En este clima de circulación de afecciones, cifras y virulencias; de aislamiento y reducción de la frenética productividad cotidiana del sistema ecónomico mundial, existe un incremento del uso de redes sociales: es el único medio posible para interactuar y sentirnos más cerca en el medio del distanciamiento físico que genera la cuarentena. Disminuimos la alienación productiva, que traerá consecuencias supuestamente nefastas para la economía mundial -bien por ellas-, e incrementamos otra: el uso de plataformas sociales en línea, la televisión y los medios de distribución de entretenimiento audiovisual. Entre estadísticas, pochoclos y videochats, sorteamos la cotidiana “amenaza” de algo que circula, que podría ya estar alojado en nuestros cuerpos y que aunque muchas veces no es una amenaza directa para nosotras y nosotros mismos, existe la posibilidad de poner en peligro a otres, a las y los más vulnerables.


Llegamos a nuestra casa luego de una pequeña jornada de asfalto; hacer compras, pasear al perro y estirar las piernas, y comienza la rutina de esterilización: desinfección de puertas, correas, bicicletas, llaves y billeteras. Lavado de manos y rostro con jabón por al menos 20 segundos. Pañito con alcohol para repasar paquetes y bolsas. Todo un protocolo, que según la prensa, las personas que trabajan en salud afirman que si se hiciera con regularidad, las tasas de mortalidad de la gripe común -que al parecer son altísimas- disminuirían fuertemente. Una acción que hoy se vuelve vital en el freno del virus, podría ser fundamental para muchas personas -sobre todo personas mayores- en el futuro. ¿Será posible que esta hinóspita oleada de solidaridad repercuta en la humanidad más allá de lo que dure la urgencia?
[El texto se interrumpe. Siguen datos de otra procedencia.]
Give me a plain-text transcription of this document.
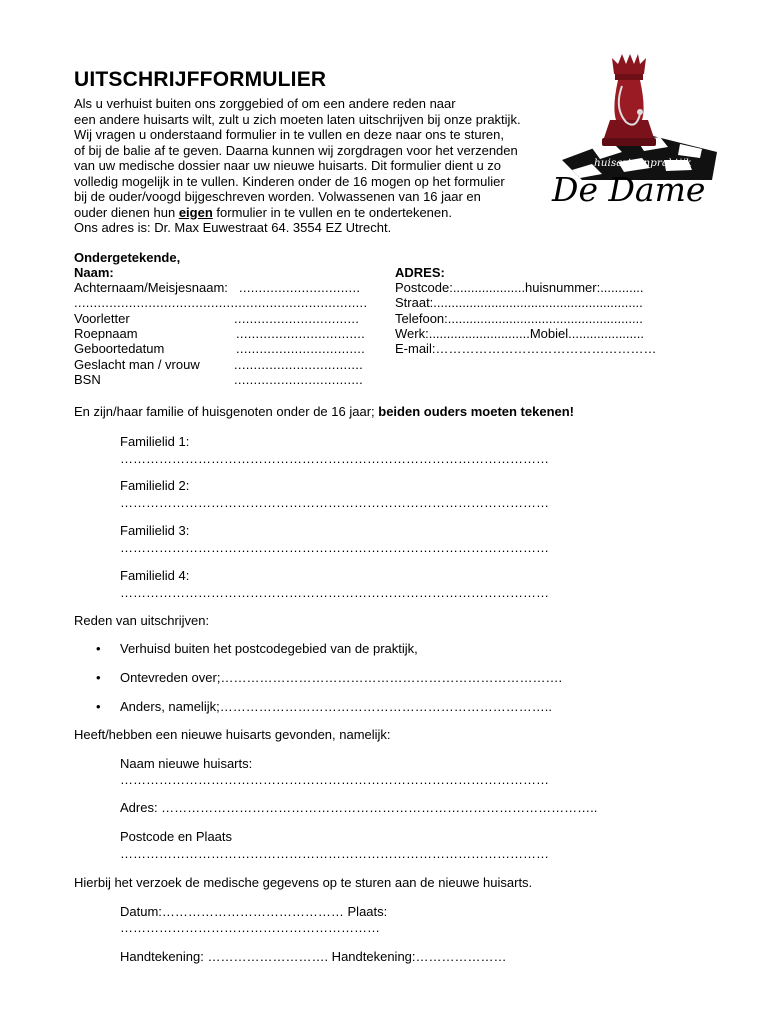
UITSCHRIJFFORMULIER
huisartsenpraktijk
De Dame
Als u verhuist buiten ons zorggebied of om een andere reden naar
een andere huisarts wilt, zult u zich moeten laten uitschrijven bij onze praktijk.
Wij vragen u onderstaand formulier in te vullen en deze naar ons te sturen,
of bij de balie af te geven. Daarna kunnen wij zorgdragen voor het verzenden
van uw medische dossier naar uw nieuwe huisarts. Dit formulier dient u zo
volledig mogelijk in te vullen. Kinderen onder de 16 mogen op het formulier
bij de ouder/voogd bijgeschreven worden. Volwassenen van 16 jaar en
ouder dienen hun eigen formulier in te vullen en te ondertekenen.
Ons adres is: Dr. Max Euwestraat 64. 3554 EZ Utrecht.
Ondergetekende,
Naam:
Achternaam/Meisjesnaam: ...............................
...........................................................................
Voorletter	................................
Roepnaam	.................................
Geboortedatum	.................................
Geslacht man / vrouw	.................................
BSN	.................................
ADRES:
Postcode:....................huisnummer:............
Straat:..........................................................
Telefoon:......................................................
Werk:............................Mobiel.....................
E-mail:……………………………………………
En zijn/haar familie of huisgenoten onder de 16 jaar; beiden ouders moeten tekenen!
Familielid 1:
………………………………………………………………………………………
Familielid 2:
………………………………………………………………………………………
Familielid 3:
………………………………………………………………………………………
Familielid 4:
………………………………………………………………………………………
Reden van uitschrijven:
• Verhuisd buiten het postcodegebied van de praktijk,
• Ontevreden over;…………………………………………………………………….
• Anders, namelijk;…………………………………………………………………..
Heeft/hebben een nieuwe huisarts gevonden, namelijk:
Naam nieuwe huisarts:
………………………………………………………………………………………
Adres: ………………………………………………………………………………………..
Postcode en Plaats
………………………………………………………………………………………
Hierbij het verzoek de medische gegevens op te sturen aan de nieuwe huisarts.
Datum:…………………………………… Plaats:
……………………………………………………
Handtekening: ………………………. Handtekening:…………………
Salgo a las siete pm a comprar cosas al supermercado. No hay nadie en la calle: algunos autos, me cruzo con dos o tres peatones, una que otra bicicleta, un par de motos. Por supuesto yo salgo en bicicleta. No hay otra forma de salir a la calle en estas circustancias, aunque he tenido ganas de caminar, no me siento segura ya sea de día o de noche. Porque es que en estos tiempos de cuarentena, la circulación de gente se redujo al menos en un 70% y yo no me siento segura para caminar. Y aunque es agradable circular por vías vacías -solo de vez en cuando me cruzo con algún automovilísta histérico que me recuerda la normalidad porteña- en general todo se volvió mucho más pueblerino de lo que ya era la zona en la que vivo. En estos momentos extremos salen a luz sin esfuerzo nuestros privilegios y desventajas, aun seamos concientes o no, nuestras condiciones reales de existencia se hacen patentes en esta extraña precariedad. Al menos entre quienes se dejan interpelar por la coyuntura de un contexto de impacto global, donde se urge a vivir solo con lo mínimo y lo necesario.



La cuarentena y todo el ejercicio de distancia social que llevamos a cabo estos días viene de la mano de la necesidad de frenar la expasión del virus, confinándonos a quienes tenemos un techo, bajo este, y a quienes no lo tienen, a rehabitar ese “no lugar” físico y simbólico en el que están alojados y alojadas las personas sin techo: una posición de abandono en la que quienes no tienen otro lugar que estar en la calle en estos días, se encuentren totalmente expuestas al contagio y -al albur de la urgencia sanitaria- sean invisibles a las políticas públicas y a la contigencia en redes sociales. La solidaridad que se expande con supuesto apremio, se deja entrever solo en determinados contextos que no son reflejo de los márgenes. De hecho lo marginal reafirma su condición y su precarización se vuelve más extrema en estos momentos. Las desventajas, en este caso son opresiones, de un grupo social que en apariencia tiene nulos privilegios.


En este contexto de precarización e incertidumbre, es interesante recordar la historia de nuestra América Latina y de América en general, que fue azotada por la segunda pandemia más letal de la historia de la humanidad: la viruela. Este virus facilitó la colonización matando millones de indígenas, un arma mortal que los españoles trajeron a América sin haberlo premeditado. Traer a la memoria el desolador panorama de una peste que se llevo gran parte de la población indígena del siglo XVI, replica algo que en nuestra historia constantemente se actualiza: la miseria a la que este “tercer mundo” estaría destinado, cargando la porquería que el “primer mundo” nos viene a echar encima: en el siglo XVI la viruela, el saqueo y la esclavitud; hoy, el coronavirus, el saqueo y la explotación asalariada, sumada a la precarización constante de nuestra vida. No se puede decir que estos problemas sean solo responsabilidad de Europa; Estados Unidos viene contribuyendo a ellos hace más de un siglo, y los propios latinamericanos latifundistas chupasangres se han encargado de salvaguardarlos por sus propios y diminutos intereses. Aunque no se ve en el panorama la posibilidad de que el coronavirus se lleve esa cantidad de muertes como lo fueron en el caso de la viruela -aproximadamente 50 millones- las condiciones en las que esta enfermedad aterriza sobre nuestro continente, se ven agravadas en parte por una estructura precarizada de vida y un sistema de salud deficiente al que una pandemia de estas características hace derrumbar ya en sus complejas condiciones cotidianas de existencia. Esto se lo debemos en gran parte a la herencia colonizadora, sobre la que día tras día luchamos para dejar atrás.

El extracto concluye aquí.